Prom 48: Gürzenich Orchestra / Stenz / Kirchschlager - Royal Albert Hall, 22 August 2008
Mahler Symphony No.5
Stockhausen Punkte (1952/1962/1993)
Schubert Ständchen, D921 orch. David Matthews, Bei dir allein, D866/2 orch. Manfred Trojahn, Nacht und Träume, D827 orch. Colin Matthews, Das Lied im Grünen, D917 orch. Detlev Glanert
Beethoven Overture 'Leonore' No.3
This was perhaps the oddest-looking but most fascinating programme at this year's Proms.
Mahler's Fifth Symphony was premiered by Cologne's Gürzenich Orchestra in 1904, and the first idea for tonight's Prom was to reproduce that programme. Then new orchestrations were commissioned for the Schubert songs, performed at the 1904 concert with piano accompaniment. Conductor Markus Stenz wanted to add something by Cologne-born Stockhausen, as 22 August would have been the exact date of his 80th birthday. So we ended up with a two-interval concert, the old programme sandwiched with Stockhausen.
The big symphony came first, 70-ish minutes of non-stop music, in a reversal of the modern day practice which normally places it at the end. Or was it? We nowadays often programme the new stuff at the start of the night - and that's just what they did in 1904, before soothing the duly baffled Cologne audience with some more familiar Schubert and Beethoven. If nothing else, tonight's programming highlighted that even the most venerable of chestnuts were new once.
As once was Stockhausen's Punkte - but that was nearly sixty years ago. Unremarkably, the ageing Mahler fans who form a large part of the Arena audience came out with the usual lame jokes and mutterings. But to their credit, the vast majority returned from the bar after the interval for the Stockhausen. A few passive-aggressive old bats chose to demonstrate their superior musical tastes by ostentatiously rustling their boiled sweets and Sudoku 'books' throughout, but the vast majority stood there silently and perhaps attentively, prepared at least to give the music a chance.
I doubt if many were converted - Punkte is one of the early works where musical effect is subsumed to the underlying idea, and the idea sustains more like 27 seconds of music than the 27 minutes it extends over. Although Stockhausen went back later and revised the work, it remains, despite a supple and accurate performance by the Gürzenich, largely dry and unrewarding. "It wasn't flowing" complained a nearby prommer, who unwittingly grasped the Punkt of it all "just a load of different noises with gaps in between".
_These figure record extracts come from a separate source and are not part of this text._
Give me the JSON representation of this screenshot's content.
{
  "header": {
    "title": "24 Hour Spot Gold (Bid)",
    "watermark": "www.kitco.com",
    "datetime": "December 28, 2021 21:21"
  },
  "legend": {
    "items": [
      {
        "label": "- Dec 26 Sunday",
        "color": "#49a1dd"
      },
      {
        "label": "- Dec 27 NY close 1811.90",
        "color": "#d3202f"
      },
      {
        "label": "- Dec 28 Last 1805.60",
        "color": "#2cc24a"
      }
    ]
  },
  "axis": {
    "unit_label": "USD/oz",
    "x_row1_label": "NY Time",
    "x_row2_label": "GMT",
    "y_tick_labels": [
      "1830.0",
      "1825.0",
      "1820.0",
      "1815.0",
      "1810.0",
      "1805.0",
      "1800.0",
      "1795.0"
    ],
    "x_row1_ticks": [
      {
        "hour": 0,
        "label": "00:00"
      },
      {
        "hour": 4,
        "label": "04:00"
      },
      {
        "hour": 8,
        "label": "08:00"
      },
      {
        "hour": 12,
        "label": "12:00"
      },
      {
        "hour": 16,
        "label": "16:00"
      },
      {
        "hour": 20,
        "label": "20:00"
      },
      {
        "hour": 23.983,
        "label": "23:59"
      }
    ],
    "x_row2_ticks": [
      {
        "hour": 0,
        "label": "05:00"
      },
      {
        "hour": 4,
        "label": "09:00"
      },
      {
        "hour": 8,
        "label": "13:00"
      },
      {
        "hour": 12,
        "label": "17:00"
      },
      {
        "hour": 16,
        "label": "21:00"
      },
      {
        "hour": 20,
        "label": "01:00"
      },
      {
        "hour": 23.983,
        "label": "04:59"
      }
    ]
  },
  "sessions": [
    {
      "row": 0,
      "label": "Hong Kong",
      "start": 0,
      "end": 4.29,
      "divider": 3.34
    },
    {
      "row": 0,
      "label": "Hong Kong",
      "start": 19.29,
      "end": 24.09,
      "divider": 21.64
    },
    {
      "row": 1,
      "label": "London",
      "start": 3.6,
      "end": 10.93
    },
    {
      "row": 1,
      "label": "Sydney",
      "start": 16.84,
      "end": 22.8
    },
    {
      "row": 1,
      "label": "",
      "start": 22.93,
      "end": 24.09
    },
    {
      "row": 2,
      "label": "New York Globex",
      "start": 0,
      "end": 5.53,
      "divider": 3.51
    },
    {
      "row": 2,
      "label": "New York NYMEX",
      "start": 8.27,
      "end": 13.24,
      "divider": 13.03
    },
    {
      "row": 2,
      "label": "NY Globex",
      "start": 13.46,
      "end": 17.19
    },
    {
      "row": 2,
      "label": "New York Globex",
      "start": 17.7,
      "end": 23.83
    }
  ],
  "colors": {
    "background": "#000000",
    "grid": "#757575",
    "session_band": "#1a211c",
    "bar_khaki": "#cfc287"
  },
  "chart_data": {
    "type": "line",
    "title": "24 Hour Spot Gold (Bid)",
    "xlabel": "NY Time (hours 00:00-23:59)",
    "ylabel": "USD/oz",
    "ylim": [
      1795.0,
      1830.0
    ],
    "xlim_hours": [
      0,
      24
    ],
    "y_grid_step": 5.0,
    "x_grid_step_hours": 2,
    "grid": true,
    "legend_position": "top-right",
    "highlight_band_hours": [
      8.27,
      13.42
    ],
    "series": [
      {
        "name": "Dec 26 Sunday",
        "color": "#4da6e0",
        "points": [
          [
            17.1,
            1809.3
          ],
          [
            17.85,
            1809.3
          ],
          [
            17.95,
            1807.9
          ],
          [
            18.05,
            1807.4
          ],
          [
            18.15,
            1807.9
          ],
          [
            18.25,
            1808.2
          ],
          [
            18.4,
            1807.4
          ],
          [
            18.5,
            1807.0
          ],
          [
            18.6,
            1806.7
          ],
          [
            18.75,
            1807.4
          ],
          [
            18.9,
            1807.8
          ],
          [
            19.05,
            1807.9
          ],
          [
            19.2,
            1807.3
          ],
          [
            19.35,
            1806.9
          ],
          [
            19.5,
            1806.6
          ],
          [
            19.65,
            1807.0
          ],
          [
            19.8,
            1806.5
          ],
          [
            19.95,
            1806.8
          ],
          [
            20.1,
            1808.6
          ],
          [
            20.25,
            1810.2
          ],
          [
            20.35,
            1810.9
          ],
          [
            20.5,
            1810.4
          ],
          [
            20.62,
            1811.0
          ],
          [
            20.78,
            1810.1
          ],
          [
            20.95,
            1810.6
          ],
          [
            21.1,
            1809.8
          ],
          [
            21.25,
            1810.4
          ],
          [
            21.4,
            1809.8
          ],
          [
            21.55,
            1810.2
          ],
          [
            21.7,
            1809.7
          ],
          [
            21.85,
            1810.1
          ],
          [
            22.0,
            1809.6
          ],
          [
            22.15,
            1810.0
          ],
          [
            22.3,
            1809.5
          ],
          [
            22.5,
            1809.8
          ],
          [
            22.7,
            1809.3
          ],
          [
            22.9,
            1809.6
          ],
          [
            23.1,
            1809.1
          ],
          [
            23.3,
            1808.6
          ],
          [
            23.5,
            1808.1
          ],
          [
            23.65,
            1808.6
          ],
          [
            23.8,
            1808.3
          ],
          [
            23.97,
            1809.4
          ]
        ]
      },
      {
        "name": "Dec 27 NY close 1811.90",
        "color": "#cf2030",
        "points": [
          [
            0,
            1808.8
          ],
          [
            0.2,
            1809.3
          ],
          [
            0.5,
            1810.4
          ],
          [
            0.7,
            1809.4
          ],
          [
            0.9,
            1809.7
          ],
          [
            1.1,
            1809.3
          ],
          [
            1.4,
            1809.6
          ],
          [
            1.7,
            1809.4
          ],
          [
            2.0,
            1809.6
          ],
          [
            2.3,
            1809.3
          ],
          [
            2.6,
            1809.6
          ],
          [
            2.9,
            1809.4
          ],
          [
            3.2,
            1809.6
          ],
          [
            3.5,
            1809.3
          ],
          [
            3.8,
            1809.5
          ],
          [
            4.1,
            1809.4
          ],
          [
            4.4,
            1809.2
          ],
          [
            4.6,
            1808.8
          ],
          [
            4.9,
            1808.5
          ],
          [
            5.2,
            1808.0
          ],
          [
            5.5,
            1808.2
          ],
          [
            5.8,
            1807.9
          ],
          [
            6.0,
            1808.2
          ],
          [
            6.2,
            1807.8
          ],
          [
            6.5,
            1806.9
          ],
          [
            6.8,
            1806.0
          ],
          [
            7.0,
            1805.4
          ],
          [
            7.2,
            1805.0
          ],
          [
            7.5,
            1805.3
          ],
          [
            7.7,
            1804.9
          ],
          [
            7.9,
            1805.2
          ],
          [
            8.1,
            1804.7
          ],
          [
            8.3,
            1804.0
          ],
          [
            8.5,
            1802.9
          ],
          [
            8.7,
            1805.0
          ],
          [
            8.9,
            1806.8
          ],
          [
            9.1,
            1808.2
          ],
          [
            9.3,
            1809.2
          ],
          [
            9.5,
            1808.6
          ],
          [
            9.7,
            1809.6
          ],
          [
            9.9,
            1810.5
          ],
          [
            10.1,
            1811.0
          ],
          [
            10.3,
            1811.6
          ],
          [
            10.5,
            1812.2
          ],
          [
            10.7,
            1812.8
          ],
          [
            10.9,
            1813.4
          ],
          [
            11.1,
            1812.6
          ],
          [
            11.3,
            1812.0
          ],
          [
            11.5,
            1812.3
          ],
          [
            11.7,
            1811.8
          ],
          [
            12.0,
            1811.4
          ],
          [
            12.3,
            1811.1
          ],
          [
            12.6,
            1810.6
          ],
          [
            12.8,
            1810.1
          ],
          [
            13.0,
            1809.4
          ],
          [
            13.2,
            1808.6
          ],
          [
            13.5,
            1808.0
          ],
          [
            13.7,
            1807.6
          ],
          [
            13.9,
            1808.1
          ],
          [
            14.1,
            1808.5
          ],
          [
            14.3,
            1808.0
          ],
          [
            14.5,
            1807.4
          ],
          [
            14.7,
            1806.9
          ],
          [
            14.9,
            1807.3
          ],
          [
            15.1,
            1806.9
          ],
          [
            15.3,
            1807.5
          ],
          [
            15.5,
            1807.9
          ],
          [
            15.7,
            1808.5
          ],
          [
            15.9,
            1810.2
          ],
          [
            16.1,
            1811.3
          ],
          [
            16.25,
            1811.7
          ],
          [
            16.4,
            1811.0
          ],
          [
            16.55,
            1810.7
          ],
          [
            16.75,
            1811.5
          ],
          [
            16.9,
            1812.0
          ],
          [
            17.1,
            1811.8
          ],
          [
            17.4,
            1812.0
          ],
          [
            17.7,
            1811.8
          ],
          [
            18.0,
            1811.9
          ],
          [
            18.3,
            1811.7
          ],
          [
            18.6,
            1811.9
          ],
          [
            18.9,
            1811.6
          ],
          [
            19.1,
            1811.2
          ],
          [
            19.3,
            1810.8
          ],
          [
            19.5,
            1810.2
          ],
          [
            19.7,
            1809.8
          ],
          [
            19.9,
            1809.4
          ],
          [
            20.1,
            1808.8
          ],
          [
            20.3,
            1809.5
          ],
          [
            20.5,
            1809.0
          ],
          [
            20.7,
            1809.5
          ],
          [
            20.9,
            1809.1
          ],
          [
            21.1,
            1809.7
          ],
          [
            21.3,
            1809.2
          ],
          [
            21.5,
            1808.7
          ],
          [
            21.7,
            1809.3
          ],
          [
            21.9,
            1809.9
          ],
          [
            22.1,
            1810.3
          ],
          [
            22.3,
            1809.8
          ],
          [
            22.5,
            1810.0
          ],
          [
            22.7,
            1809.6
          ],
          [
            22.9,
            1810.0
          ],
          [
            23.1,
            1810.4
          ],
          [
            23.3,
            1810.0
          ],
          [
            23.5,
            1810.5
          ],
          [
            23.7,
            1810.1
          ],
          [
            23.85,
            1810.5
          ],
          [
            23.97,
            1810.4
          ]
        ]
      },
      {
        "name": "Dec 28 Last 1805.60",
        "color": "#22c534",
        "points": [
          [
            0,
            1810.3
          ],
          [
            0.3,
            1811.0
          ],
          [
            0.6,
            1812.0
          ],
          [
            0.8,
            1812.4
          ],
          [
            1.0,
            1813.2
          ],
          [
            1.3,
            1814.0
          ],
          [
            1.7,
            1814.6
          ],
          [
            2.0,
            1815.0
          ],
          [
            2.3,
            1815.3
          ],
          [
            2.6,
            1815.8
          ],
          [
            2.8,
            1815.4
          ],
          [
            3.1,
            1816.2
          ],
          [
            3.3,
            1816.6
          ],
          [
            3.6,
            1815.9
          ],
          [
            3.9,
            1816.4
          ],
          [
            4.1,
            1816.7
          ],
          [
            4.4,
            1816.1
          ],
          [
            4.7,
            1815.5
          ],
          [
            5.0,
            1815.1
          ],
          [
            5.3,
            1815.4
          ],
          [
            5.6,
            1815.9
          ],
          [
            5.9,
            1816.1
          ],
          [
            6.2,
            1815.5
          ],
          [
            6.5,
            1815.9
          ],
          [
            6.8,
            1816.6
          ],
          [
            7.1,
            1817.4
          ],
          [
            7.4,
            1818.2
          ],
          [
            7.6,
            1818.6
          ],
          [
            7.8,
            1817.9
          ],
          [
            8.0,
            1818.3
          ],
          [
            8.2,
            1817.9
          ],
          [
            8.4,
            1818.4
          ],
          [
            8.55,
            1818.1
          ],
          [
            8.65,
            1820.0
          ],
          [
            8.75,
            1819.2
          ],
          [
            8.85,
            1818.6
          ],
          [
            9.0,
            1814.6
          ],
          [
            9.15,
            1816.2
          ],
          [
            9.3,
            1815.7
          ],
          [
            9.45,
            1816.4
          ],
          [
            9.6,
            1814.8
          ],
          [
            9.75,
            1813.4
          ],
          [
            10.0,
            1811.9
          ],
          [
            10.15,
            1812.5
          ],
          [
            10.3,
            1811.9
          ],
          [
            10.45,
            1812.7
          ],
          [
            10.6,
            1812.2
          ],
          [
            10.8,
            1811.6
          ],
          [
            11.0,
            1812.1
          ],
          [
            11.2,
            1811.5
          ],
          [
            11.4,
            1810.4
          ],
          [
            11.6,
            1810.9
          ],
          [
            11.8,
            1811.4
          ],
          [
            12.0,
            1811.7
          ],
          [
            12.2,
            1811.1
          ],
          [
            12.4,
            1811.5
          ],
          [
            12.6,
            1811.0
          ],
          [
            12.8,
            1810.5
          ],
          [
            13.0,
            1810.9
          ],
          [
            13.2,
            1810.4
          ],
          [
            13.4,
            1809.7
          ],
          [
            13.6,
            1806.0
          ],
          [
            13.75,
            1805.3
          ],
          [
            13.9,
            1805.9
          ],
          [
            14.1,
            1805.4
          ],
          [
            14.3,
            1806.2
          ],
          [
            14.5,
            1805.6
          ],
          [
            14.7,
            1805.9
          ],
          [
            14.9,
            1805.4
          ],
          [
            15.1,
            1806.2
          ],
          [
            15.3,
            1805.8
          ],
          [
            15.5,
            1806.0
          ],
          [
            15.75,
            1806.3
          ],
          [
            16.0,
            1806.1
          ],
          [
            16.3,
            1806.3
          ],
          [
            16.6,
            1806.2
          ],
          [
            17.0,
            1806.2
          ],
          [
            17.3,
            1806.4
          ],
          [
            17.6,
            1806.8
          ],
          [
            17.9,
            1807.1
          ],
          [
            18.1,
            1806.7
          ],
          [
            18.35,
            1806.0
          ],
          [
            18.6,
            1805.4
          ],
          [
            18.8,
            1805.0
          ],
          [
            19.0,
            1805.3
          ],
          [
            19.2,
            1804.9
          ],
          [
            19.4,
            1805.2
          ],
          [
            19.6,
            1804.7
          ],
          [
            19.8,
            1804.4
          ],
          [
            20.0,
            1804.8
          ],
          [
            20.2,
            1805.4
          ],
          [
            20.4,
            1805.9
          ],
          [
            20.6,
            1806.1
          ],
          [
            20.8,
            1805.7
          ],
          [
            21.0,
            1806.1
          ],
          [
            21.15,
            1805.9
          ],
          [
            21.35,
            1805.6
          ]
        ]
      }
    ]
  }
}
Stockhausen's legacy is I think better served by the outright sonic manipulation of later works. But Punkte I guess slotted better into this programme, because it deploys relatively conventional orchestral forces. The unconventional but typically thoughtful layout (violins to the right, a harp on each side of the conductor) provided the main foretaste of the spatial soundgames Stockhausen was later to play.
Orchestrating Schubert lieder is a rather quaint and unfashionable practice, but one that might be worth reviving if cast the songs in a new light.
But all four of the newly-commissioned orchestrations for this evening were dull and formulaic. I've heard more interesting arrangements on ye olde scratchy lieder 78s (and would have been happy to hear these revived - what's the point of revisiting if you're not going to rethink?)
A couple were worse than dull - Colin Matthews' stodgy brass band lullaby for Nacht und Träume entirely missed the point of its hidden death wish, and Detlev Glanert's leaden Das Lied im Grünen had none of the joys of spring.
Careless programme editing didn't help - the text for the Rellstab Ständchen D957 was printed instead of the required (identical in name only) Grillparzer Ständchen D920. (Correct text and original music is here for anyone interested, translation is here, and here's an idea for the editor's Xmas list.)
Angelika Kirchschlager, dressed as everyone's favourite Quality Street, nuts and gooey caramel in a purple wrapper, did her effortful best to project over some unsympathetically dense orchestration. The upper end of her range sparkled. The lower notes, her weak point anyway, often just disappeared. But at least she brought a charm that the grimly serious earlier part of the evening had lacked.
Just when I was thinking the Gürzenich was a fine professional orchestra but nothing more, they surprised by flashing their opera house credentials with a weighty and truly stirring Leonore No.3 Overture to finish, and capped even that with their encore, a nice bit of Parsifal. We were by now more than three hours from the start, but I could happily have stayed for hours more. Why is it only at the Proms, and then only rarely, that we get orchestral concerts of any substantial length?